Ted Ohashi's Marijuana Stock Market Review & Outlook
One of the factors that is an important part of our expectation for the cannabis stocks is an improving trend in the major markets. If the major markets are improving, we liken the cannabis stocks as swimming with the tide. It would be more difficult although not impossible for the cannabis group to advance if the major markets were declining. Here we show the Dow Jones Industrial Average as a measure of the U.S. markets and the TSX/S&P Composite as an indicator of the Canadian markets. As we can see both have reversed and are now headed upward. This promises much better returns in both sectors compared with a year ago. We pointed out that part of our expectation is based on the fact that the U.S. market has not declined in a post-midterm election year in the past twenty election cycles going back to 1940. The explanation is that Presidents begin to focus on an improving economy and rising stock markets as part of their re-election strategy. This would seem most likely to be more important to President Trump who appears to be in a tough spot almost everywhere except the economy and markets.
Last week I referred to a troubling development in which the price index was outperforming the momentum index. That seems to be resolving itself as the momentum on the Composite Index was over 2:1 and on the Licensed Producers it was 4:1. In the Low-Priced sector, momentum was much weaker but so were prices. I will continue to keep an eye on things as we move forward.
As these two charts clearly indicate, the Licensed Producer sector continues to perform very well while the Low-Priced group continues to lag. In this volatile market, investors are running to quality. As an indicator of investor psychology, this is a positive. When investors are so optimistic they will speculate on anything, it will be time to run for cover.

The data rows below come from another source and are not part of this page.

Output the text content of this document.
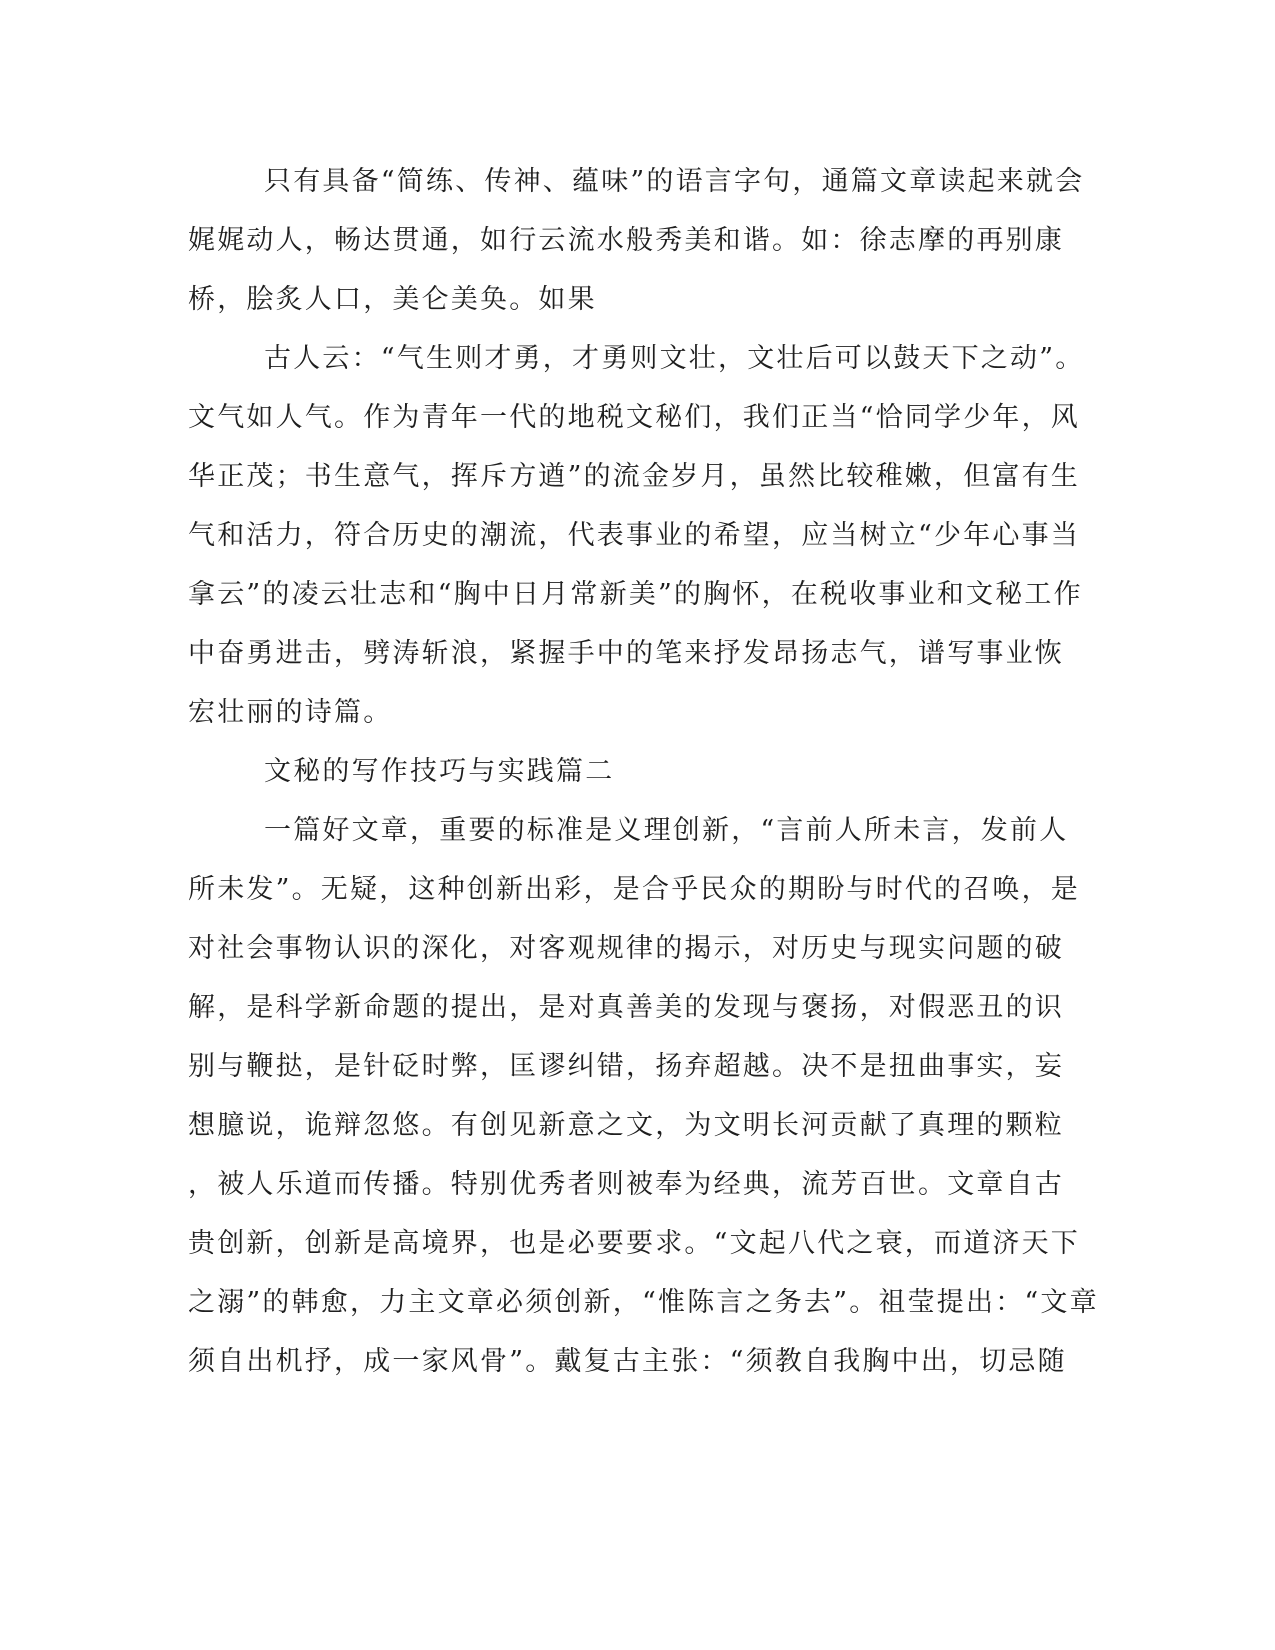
只有具备“简练、传神、蕴味”的语言字句，通篇文章读起来就会

娓娓动人，畅达贯通，如行云流水般秀美和谐。如：徐志摩的再别康

桥，脍炙人口，美仑美奂。如果

古人云：“气生则才勇，才勇则文壮，文壮后可以鼓天下之动”。

文气如人气。作为青年一代的地税文秘们，我们正当“恰同学少年，风

华正茂；书生意气，挥斥方遒”的流金岁月，虽然比较稚嫩，但富有生

气和活力，符合历史的潮流，代表事业的希望，应当树立“少年心事当

拿云”的凌云壮志和“胸中日月常新美”的胸怀，在税收事业和文秘工作

中奋勇进击，劈涛斩浪，紧握手中的笔来抒发昂扬志气，谱写事业恢

宏壮丽的诗篇。

文秘的写作技巧与实践篇二

一篇好文章，重要的标准是义理创新，“言前人所未言，发前人

所未发”。无疑，这种创新出彩，是合乎民众的期盼与时代的召唤，是

对社会事物认识的深化，对客观规律的揭示，对历史与现实问题的破

解，是科学新命题的提出，是对真善美的发现与褒扬，对假恶丑的识

别与鞭挞，是针砭时弊，匡谬纠错，扬弃超越。决不是扭曲事实，妄

想臆说，诡辩忽悠。有创见新意之文，为文明长河贡献了真理的颗粒

，被人乐道而传播。特别优秀者则被奉为经典，流芳百世。文章自古

贵创新，创新是高境界，也是必要要求。“文起八代之衰，而道济天下

之溺”的韩愈，力主文章必须创新，“惟陈言之务去”。祖莹提出：“文章

须自出机抒，成一家风骨”。戴复古主张：“须教自我胸中出，切忌随
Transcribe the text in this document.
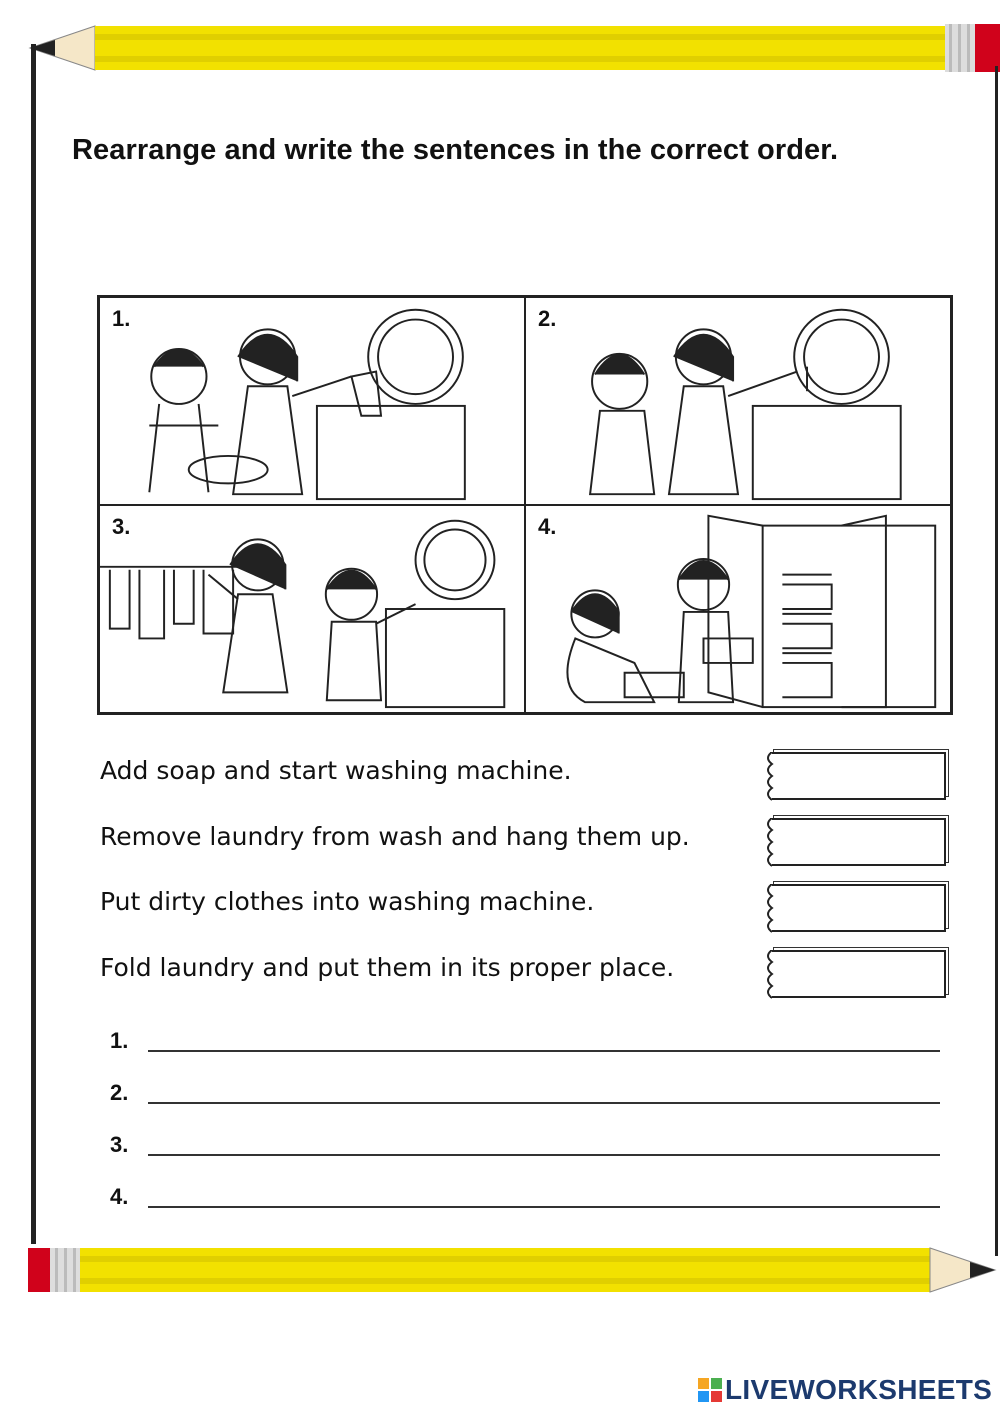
Rearrange and write the sentences in the correct order.
1.	2.
3.	4.
Add soap and start washing machine.
Remove laundry from wash and hang them up.
Put dirty clothes into washing machine.
Fold laundry and put them in its proper place.
1.
2.
3.
4.
LIVEWORKSHEETS
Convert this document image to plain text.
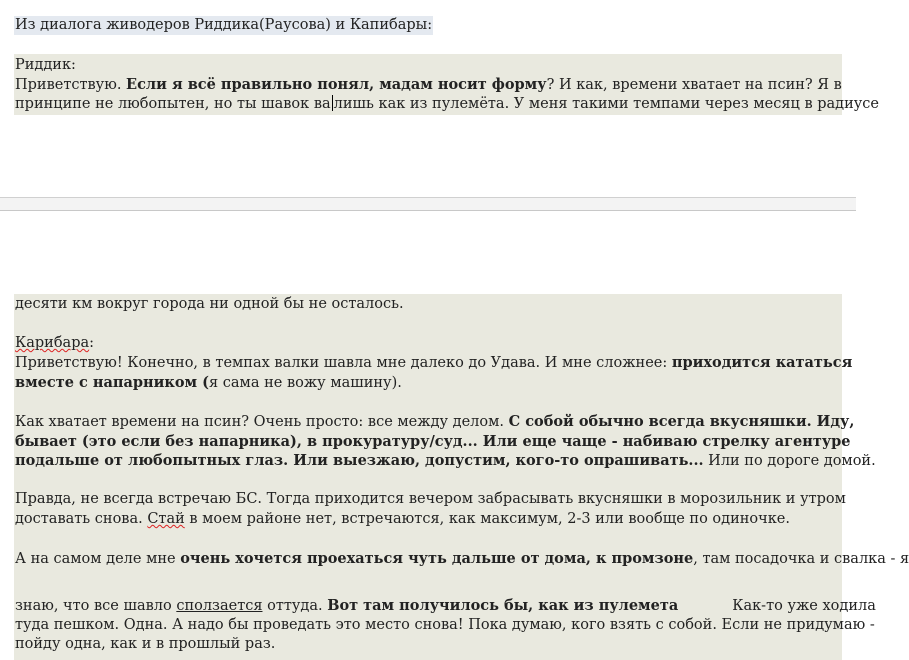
Из диалога живодеров Риддика(Раусова) и Капибары:
Риддик:
Приветствую. Если я всё правильно понял, мадам носит форму? И как, времени хватает на псин? Я в
принципе не любопытен, но ты шавок ва лишь как из пулемёта. У меня такими темпами через месяц в радиусе
десяти км вокруг города ни одной бы не осталось.
Карибара:
Приветствую! Конечно, в темпах валки шавла мне далеко до Удава. И мне сложнее: приходится кататься
вместе с напарником (я сама не вожу машину).
Как хватает времени на псин? Очень просто: все между делом. С собой обычно всегда вкусняшки. Иду,
бывает (это если без напарника), в прокуратуру/суд... Или еще чаще - набиваю стрелку агентуре
подальше от любопытных глаз. Или выезжаю, допустим, кого-то опрашивать... Или по дороге домой.
Правда, не всегда встречаю БС. Тогда приходится вечером забрасывать вкусняшки в морозильник и утром
доставать снова. Стай в моем районе нет, встречаются, как максимум, 2-3 или вообще по одиночке.
А на самом деле мне очень хочется проехаться чуть дальше от дома, к промзоне, там посадочка и свалка - я
знаю, что все шавло сползается оттуда. Вот там получилось бы, как из пулемета	Как-то уже ходила
туда пешком. Одна. А надо бы проведать это место снова! Пока думаю, кого взять с собой. Если не придумаю -
пойду одна, как и в прошлый раз.
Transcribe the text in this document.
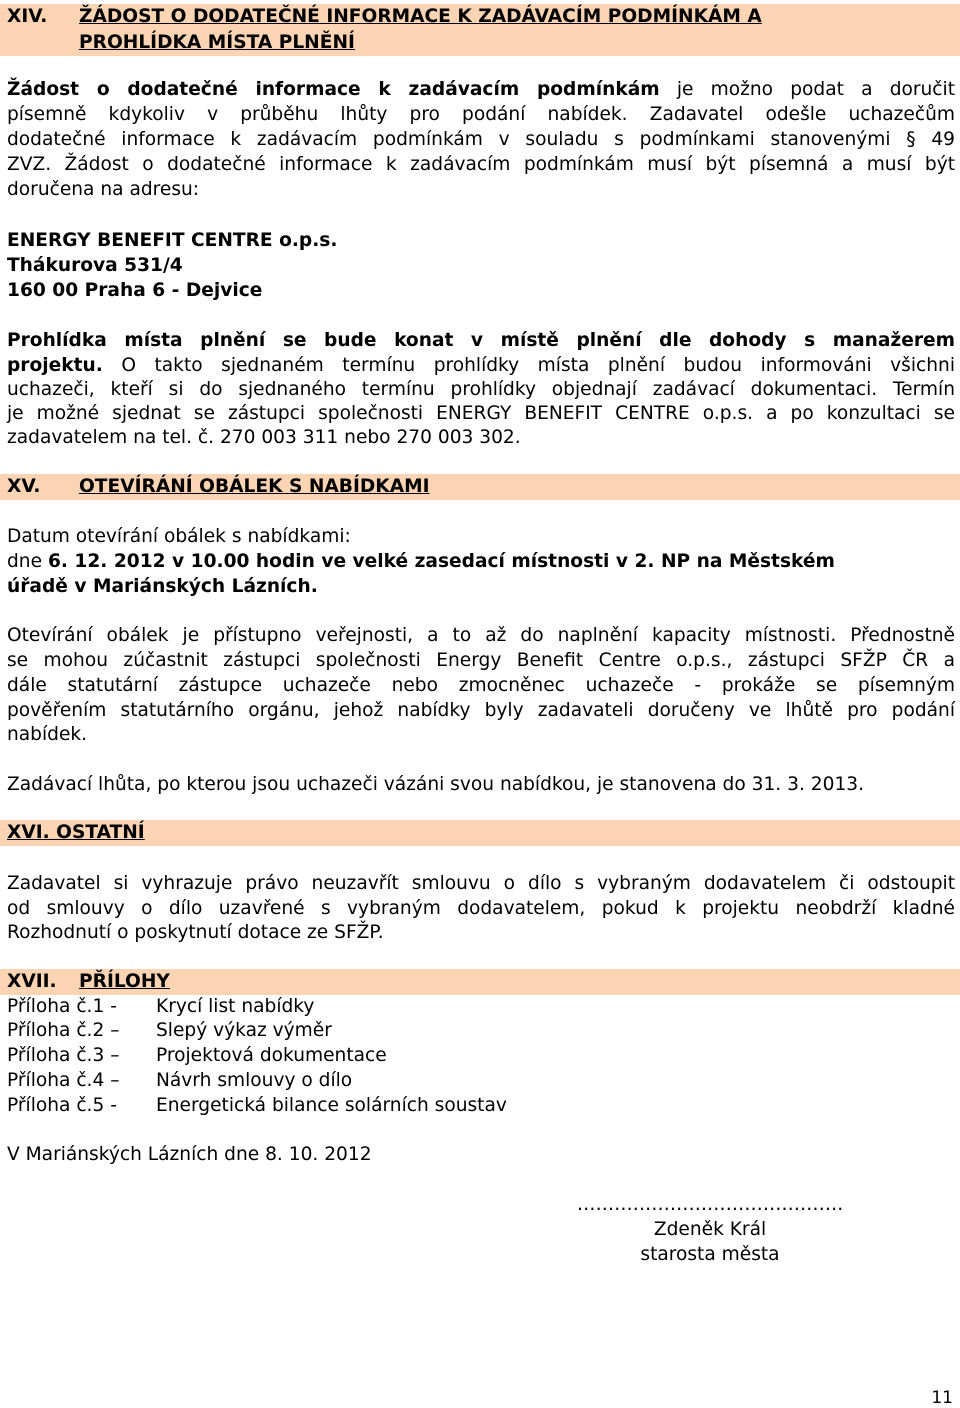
XIV. ŽÁDOST O DODATEČNÉ INFORMACE K ZADÁVACÍM PODMÍNKÁM A
PROHLÍDKA MÍSTA PLNĚNÍ
Žádost o dodatečné informace k zadávacím podmínkám je možno podat a doručit
písemně kdykoliv v průběhu lhůty pro podání nabídek. Zadavatel odešle uchazečům
dodatečné informace k zadávacím podmínkám v souladu s podmínkami stanovenými § 49
ZVZ. Žádost o dodatečné informace k zadávacím podmínkám musí být písemná a musí být
doručena na adresu:
ENERGY BENEFIT CENTRE o.p.s.
Thákurova 531/4
160 00 Praha 6 - Dejvice
Prohlídka místa plnění se bude konat v místě plnění dle dohody s manažerem
projektu. O takto sjednaném termínu prohlídky místa plnění budou informováni všichni
uchazeči, kteří si do sjednaného termínu prohlídky objednají zadávací dokumentaci. Termín
je možné sjednat se zástupci společnosti ENERGY BENEFIT CENTRE o.p.s. a po konzultaci se
zadavatelem na tel. č. 270 003 311 nebo 270 003 302.
XV. OTEVÍRÁNÍ OBÁLEK S NABÍDKAMI
Datum otevírání obálek s nabídkami:
dne 6. 12. 2012 v 10.00 hodin ve velké zasedací místnosti v 2. NP na Městském
úřadě v Mariánských Lázních.
Otevírání obálek je přístupno veřejnosti, a to až do naplnění kapacity místnosti. Přednostně
se mohou zúčastnit zástupci společnosti Energy Benefit Centre o.p.s., zástupci SFŽP ČR a
dále statutární zástupce uchazeče nebo zmocněnec uchazeče - prokáže se písemným
pověřením statutárního orgánu, jehož nabídky byly zadavateli doručeny ve lhůtě pro podání
nabídek.
Zadávací lhůta, po kterou jsou uchazeči vázáni svou nabídkou, je stanovena do 31. 3. 2013.
XVI. OSTATNÍ
Zadavatel si vyhrazuje právo neuzavřít smlouvu o dílo s vybraným dodavatelem či odstoupit
od smlouvy o dílo uzavřené s vybraným dodavatelem, pokud k projektu neobdrží kladné
Rozhodnutí o poskytnutí dotace ze SFŽP.
XVII. PŘÍLOHY
Příloha č.1 - Krycí list nabídky
Příloha č.2 – Slepý výkaz výměr
Příloha č.3 – Projektová dokumentace
Příloha č.4 – Návrh smlouvy o dílo
Příloha č.5 - Energetická bilance solárních soustav
V Mariánských Lázních dne 8. 10. 2012
…………………………………….
Zdeněk Král
starosta města
11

I think there is some confusion about what is meant by a U.S. cannabis company. Many advisors (myself included) have been expressing a preference for U.S. based cannabis companies compared with Canadian operators. Some investors have interpreted this to mean incorporated in the U.S. or primarily traded on a U.S. stock exchange. What it really means is a cannabis company that is doing a substantial part of its business in the U.S. For example, I use the Marijuana Indexes owned and managed by MJIC, Inc. To be eligible for inclusion in the U.S. Marijuana Index, a company must “…have more than 50% of their operations focused on the marijuana industry.” and “Constituents are assigned to…the U.S. Marijuana Index based on where their business operations are primarily focussed.”
A good example is my recent recommendation 1933 Industries (CSE: TGIF) that is a Canadian company, listed and traded primarily on the Canadian Stock Exchange but does some 98% of its business in the United States. TGIF has already benefitted from recent passage of the Farm Bill and I expect other regulatory changes in the U.S. that will advance its business further. TGIF produces, markets and sells cannabis infused products in Nevada and California and I recently visited them and viewed their expansion that is in the late stages of completion. As this new facility comes onstream, I expect TGIF to experience a dramatic increase in sales and EBITDA. So I view it as a very attractive U.S. based operator in the cannabis industry.
Conclusion: the cannabis stocks are performing pretty much according to my expectations and I look for the group to continue to advance in a positive way. Khiron Life (TSXV: KHRN) (OTCQB: KHRNF) that I mentioned here last week had an excellent week on the markets.